In June of this year, I was privileged to attend a series of discussions at the US Naval Academy in Annapolis between retired four-star Generals from both China and the US. The discussions covered a range of topics relevant to the American and Chinese military, including counter-terrorism operations, the situation in Pakistan and Afghanistan, and the South China Sea dispute. But a recurring point of contention and debate was America’s “pivot to Asia”, that is the strategic military refocus on Asia which was announced in 2011.
The Obama administration has been at pains to point out that the so-called pivot is not aimed at containing China. US Secretary of Defense Leon Panetta, speaking in Singapore earlier in June 2012, likewise insisted that the shift of focus to the Asia-Pacific is not intended to contain or challenge China, saying that “increased US involvement in this region will benefit China as it advances our shared security and prosperity in the future”.
However, despite such reassurances, my impression from the Chinese Generals I met in Annapolis was that the pivot to Asia is widely regarded in Chinese military circles as indicative of American mistrust and suspicion towards China and its regional aspirations, and thinly veils America’s intention to assert its power and dominance in the Asia-Pacific region, including by means of military influence.

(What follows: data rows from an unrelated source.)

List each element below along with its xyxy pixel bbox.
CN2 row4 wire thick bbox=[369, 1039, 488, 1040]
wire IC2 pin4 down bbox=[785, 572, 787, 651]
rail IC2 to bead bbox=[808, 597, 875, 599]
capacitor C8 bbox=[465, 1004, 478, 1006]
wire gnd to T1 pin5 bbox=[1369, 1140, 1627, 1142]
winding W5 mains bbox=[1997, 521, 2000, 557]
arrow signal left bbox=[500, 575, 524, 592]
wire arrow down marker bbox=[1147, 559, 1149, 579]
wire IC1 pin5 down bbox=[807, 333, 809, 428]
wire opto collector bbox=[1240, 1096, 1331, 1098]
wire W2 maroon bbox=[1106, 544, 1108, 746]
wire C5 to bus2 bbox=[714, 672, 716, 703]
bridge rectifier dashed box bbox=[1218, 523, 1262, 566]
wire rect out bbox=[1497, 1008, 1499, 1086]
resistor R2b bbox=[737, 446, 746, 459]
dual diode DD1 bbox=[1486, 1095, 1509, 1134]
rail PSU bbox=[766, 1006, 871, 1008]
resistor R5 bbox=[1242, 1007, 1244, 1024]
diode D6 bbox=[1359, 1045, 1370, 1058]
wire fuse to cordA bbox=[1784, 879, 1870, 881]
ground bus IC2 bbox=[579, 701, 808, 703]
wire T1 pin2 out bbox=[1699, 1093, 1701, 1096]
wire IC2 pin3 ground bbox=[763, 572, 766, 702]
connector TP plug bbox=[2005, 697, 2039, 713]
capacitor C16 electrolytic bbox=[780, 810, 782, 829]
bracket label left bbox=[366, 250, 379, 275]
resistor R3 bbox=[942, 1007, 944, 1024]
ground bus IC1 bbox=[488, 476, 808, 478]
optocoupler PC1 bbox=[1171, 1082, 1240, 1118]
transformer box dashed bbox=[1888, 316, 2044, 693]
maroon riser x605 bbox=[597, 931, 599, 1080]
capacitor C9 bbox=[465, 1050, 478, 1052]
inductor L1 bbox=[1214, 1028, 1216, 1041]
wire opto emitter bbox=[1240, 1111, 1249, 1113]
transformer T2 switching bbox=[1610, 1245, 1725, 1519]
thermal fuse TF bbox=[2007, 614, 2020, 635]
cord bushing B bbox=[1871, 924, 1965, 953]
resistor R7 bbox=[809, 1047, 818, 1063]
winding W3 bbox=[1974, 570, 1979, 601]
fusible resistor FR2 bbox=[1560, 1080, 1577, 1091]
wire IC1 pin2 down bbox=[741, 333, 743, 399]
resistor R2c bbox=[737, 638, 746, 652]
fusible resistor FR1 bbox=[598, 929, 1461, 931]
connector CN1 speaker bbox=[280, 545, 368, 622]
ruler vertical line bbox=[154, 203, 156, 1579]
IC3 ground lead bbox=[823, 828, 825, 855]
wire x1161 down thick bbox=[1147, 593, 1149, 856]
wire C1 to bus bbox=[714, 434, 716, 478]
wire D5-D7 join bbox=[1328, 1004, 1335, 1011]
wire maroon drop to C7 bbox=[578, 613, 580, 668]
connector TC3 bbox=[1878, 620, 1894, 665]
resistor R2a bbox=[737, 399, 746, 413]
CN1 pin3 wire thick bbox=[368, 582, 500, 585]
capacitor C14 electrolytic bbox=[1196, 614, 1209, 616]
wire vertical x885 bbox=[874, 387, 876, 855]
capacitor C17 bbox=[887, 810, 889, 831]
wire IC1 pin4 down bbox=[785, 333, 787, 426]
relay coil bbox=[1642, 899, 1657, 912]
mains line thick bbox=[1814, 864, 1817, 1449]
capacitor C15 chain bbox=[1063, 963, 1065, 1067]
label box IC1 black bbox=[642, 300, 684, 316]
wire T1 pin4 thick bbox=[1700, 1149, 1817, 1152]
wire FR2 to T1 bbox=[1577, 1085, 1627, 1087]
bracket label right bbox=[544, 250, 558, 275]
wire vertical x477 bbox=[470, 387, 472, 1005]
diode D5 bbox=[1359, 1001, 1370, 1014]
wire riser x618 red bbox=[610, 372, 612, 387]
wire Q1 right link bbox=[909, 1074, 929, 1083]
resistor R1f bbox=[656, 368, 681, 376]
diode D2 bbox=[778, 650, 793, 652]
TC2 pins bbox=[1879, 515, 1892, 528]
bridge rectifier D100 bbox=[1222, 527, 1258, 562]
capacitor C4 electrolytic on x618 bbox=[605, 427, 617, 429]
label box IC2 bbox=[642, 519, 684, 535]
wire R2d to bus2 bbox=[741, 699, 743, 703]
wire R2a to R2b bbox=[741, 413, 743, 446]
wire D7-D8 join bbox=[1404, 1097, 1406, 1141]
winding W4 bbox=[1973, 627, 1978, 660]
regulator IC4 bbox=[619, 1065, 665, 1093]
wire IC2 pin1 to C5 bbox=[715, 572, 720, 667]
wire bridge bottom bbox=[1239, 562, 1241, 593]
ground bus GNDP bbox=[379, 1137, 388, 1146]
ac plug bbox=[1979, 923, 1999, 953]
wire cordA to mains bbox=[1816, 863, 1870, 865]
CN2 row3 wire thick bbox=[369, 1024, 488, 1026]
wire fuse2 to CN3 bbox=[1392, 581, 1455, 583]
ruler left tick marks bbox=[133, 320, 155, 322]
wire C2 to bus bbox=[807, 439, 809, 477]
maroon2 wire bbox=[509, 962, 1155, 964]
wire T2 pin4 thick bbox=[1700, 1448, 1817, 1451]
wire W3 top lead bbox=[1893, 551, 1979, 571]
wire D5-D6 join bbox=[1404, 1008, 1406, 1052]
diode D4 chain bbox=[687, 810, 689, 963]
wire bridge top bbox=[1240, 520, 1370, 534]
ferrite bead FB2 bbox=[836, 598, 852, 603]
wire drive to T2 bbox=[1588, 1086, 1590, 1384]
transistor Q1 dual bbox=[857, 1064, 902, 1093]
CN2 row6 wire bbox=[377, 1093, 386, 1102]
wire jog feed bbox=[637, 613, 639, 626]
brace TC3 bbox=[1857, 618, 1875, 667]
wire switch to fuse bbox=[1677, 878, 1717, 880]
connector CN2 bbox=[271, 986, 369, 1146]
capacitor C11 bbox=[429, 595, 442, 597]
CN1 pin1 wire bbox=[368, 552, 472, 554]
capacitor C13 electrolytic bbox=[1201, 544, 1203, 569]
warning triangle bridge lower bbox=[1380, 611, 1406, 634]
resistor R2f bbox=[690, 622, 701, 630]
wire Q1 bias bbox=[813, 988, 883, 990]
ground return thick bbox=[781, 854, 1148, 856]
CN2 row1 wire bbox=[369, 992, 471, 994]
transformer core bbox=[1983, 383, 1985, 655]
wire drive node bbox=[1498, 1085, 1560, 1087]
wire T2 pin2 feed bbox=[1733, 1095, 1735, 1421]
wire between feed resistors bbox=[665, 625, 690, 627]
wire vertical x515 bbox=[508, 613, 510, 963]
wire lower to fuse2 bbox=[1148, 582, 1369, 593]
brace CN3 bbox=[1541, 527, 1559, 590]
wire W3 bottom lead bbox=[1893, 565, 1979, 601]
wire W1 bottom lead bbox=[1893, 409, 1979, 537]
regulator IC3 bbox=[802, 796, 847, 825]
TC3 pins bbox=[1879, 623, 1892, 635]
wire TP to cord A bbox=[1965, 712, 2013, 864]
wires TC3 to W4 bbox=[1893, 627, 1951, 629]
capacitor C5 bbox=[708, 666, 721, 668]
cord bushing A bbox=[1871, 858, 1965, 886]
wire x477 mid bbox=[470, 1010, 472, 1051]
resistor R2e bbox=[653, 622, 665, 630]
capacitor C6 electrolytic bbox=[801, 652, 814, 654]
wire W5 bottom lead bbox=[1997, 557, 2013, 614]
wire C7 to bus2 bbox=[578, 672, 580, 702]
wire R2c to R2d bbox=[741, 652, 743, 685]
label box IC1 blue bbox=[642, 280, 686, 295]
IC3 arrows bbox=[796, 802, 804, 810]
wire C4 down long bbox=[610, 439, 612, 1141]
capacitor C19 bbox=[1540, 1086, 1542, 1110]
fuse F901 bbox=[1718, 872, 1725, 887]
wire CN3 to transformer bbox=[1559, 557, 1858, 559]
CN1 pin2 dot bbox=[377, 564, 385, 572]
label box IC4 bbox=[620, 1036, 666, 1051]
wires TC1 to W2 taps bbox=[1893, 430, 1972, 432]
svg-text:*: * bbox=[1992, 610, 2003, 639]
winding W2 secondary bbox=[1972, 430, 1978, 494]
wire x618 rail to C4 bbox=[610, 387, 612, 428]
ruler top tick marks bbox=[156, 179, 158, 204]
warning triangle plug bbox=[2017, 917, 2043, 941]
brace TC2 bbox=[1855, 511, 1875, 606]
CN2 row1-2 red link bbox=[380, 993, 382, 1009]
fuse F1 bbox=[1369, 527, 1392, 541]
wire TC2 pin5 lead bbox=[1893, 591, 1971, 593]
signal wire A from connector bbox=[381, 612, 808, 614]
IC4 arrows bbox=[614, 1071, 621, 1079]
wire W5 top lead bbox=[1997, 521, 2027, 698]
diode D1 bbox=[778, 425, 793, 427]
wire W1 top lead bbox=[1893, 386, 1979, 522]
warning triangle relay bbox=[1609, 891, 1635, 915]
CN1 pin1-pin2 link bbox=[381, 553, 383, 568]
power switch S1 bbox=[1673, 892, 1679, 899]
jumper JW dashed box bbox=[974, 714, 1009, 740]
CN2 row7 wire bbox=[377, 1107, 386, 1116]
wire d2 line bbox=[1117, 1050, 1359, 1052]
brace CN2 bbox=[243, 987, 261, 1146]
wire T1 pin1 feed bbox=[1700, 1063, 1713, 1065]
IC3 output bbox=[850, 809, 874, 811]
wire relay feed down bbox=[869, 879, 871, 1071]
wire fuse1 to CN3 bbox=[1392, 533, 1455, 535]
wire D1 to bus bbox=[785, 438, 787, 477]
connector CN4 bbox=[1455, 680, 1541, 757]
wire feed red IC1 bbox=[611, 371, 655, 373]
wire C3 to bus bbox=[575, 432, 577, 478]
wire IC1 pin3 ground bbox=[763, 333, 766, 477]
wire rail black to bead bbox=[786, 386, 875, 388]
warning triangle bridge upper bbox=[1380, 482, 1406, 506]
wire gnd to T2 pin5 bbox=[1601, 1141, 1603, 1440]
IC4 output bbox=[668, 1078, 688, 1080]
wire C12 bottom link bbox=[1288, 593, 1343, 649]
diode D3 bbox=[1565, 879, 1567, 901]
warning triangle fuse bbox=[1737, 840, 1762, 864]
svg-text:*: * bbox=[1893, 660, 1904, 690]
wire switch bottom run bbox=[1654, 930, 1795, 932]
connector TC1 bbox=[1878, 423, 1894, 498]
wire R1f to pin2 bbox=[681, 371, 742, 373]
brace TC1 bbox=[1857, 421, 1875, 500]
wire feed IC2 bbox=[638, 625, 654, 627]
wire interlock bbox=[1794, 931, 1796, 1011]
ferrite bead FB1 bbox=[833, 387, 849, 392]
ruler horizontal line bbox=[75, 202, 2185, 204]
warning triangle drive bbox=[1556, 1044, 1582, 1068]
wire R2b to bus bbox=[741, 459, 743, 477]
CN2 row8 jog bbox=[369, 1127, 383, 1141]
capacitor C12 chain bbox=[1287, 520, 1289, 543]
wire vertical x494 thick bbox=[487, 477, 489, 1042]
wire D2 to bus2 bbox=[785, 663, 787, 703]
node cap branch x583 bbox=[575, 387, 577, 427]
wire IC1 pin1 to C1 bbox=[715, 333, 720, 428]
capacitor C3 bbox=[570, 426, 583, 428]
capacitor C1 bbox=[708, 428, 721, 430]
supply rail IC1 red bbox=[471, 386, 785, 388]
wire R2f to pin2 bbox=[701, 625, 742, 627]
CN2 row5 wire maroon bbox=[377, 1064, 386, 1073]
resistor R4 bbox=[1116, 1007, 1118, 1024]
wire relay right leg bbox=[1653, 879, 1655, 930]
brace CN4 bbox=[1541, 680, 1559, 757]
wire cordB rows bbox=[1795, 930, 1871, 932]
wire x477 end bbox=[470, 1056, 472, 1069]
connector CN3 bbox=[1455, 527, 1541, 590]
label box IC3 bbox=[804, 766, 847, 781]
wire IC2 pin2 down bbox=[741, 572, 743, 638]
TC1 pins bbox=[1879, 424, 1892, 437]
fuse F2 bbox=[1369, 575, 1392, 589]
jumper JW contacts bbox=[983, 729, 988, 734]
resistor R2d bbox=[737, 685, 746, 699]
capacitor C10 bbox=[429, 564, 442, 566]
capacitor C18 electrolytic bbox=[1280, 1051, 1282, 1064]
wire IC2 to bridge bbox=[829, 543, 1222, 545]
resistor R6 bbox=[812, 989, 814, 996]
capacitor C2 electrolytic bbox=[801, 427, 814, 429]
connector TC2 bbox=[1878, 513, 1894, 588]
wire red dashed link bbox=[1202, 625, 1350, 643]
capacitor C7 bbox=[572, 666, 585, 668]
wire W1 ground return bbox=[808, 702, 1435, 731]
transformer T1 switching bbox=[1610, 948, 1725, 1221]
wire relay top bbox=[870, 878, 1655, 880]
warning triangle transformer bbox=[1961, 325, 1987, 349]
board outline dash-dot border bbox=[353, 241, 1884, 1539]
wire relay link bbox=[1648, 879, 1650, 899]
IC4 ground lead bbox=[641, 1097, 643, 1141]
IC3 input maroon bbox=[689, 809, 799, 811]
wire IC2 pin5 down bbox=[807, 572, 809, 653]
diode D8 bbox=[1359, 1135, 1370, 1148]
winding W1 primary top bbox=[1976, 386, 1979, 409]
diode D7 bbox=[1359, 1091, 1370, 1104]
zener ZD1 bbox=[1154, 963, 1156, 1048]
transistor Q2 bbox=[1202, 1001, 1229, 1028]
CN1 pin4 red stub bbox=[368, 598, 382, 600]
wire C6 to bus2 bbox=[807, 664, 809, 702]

So I was interested, in last night’s Presidential debate on foreign policy, to note that in the segment dedicated to “The Rise of China and Tomorrow’s World” President Obama took the surprising step of referring to China as an adversary: “China is both an adversary, but also a potential partner in the international community if it is following the rules.” This characterization of China is inconsistent with the rhetoric deployed by the Obama administration, but is sure to resonate with many in China as indicative of the true nature and intent of America’s military pivot.